Donald Trump a montré un préjugé favorable à ce lobby pendant sa campagne à la présidence. Le massacre de Las Vegas lui indiquera-t-il une autre voie? J’en doute. Mais au moins, il ne pourra pas en faire porter le blâme sur les immigrants, les Noirs, ou les Latino-Américains qu’il veut refouler de l’autre coté de son mur.

› Ottawa : Je n’ai pas l’habitude de consacrer du temps aux discours protocolaires et ennuyants des gens nommés au poste de gouverneur général du Canada. C’est donc un peu par hasard que je suis tombé lundi sur celui de Julie Payette. J’ai été incapable de décrocher. Un discours sans notes, prononcé avec conviction et amour. Amour pour son pays, bien sûr, mais plus encore pour l’humanité, vue de l’espace. Un discours d’espoir et de capacité de faire de grandes choses quand les gens et les peuples travaillent ensemble. Elle nous a parlé d’elle, de ses espoirs d’enfance, de ses parents, de ses ancêtres et des peuples autochtones qui les ont accueillis, et à qui il faut tendre la main à notre tour.

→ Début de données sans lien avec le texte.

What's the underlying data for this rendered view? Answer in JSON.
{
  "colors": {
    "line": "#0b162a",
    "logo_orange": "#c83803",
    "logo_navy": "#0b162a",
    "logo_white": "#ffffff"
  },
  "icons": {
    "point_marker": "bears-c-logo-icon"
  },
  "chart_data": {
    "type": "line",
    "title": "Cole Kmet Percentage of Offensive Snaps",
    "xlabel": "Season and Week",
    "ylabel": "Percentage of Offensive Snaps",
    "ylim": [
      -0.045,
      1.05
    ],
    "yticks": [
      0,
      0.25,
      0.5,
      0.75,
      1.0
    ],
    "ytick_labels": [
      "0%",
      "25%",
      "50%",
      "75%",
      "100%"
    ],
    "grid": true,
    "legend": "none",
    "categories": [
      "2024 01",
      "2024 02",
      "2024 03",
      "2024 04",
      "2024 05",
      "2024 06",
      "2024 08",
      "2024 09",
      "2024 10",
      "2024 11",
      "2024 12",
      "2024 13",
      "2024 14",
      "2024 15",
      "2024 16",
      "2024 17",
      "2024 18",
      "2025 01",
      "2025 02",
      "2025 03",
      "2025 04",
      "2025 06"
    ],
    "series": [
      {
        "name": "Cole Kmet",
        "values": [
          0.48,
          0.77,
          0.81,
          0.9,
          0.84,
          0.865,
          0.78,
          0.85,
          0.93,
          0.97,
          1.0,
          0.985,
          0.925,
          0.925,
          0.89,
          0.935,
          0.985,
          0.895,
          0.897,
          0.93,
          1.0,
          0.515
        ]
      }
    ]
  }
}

Bref, il y avait beaucoup de profondeur dans ce discours qui a certainement donné du bonheur à tous ceux et celles qui l’ont entendu. Nous avons besoin de leaders inspirants dans ce monde complexe et parfois désespérant où se multiplient les horreurs comme celle de Las Vegas. La nouvelle gouverneure générale du Canada n’a pas les pouvoirs d’un premier ministre ni même d’un ministre. Mais la force des mots a souvent beaucoup d’influence chez les peuples. Et le discours qu’elle a prononcé lundi entrait dans cette catégorie.

Parlant de la force des mots, j’ai été impressionné par le discours de victoire de Jagmeet Singh à la direction du Nouveau Parti démocratique. On verra bien ce que ça donnera, mais il y avait là des accents de sincérité bien sentis à l’endroit du Québec et des francophones qui ne l’ont pourtant pas appuyé dans sa campagne à la direction. Sa victoire, malgré son turban et sa barbe, pourrait-on dire, mène à une prise de conscience de plus en plus forte du caractère multiethnique du pays, avec tout ce que cela implique, notamment au chapitre de l’héritage religieux et des coutumes vestimentaires.

Jagmeet Singh l’a emporté en affichant ses croyances religieuses dans un monde de plus en plus méfiant à l’égard des religions venues d’ailleurs. Son défi est dorénavant de nous démontrer qu’il peut diriger un parti politique et éventuellement un pays en respectant tous ses citoyens et sans leur imposer des valeurs ou des coutumes qui n’ont rien à voir avec la politique dans un système démocratique.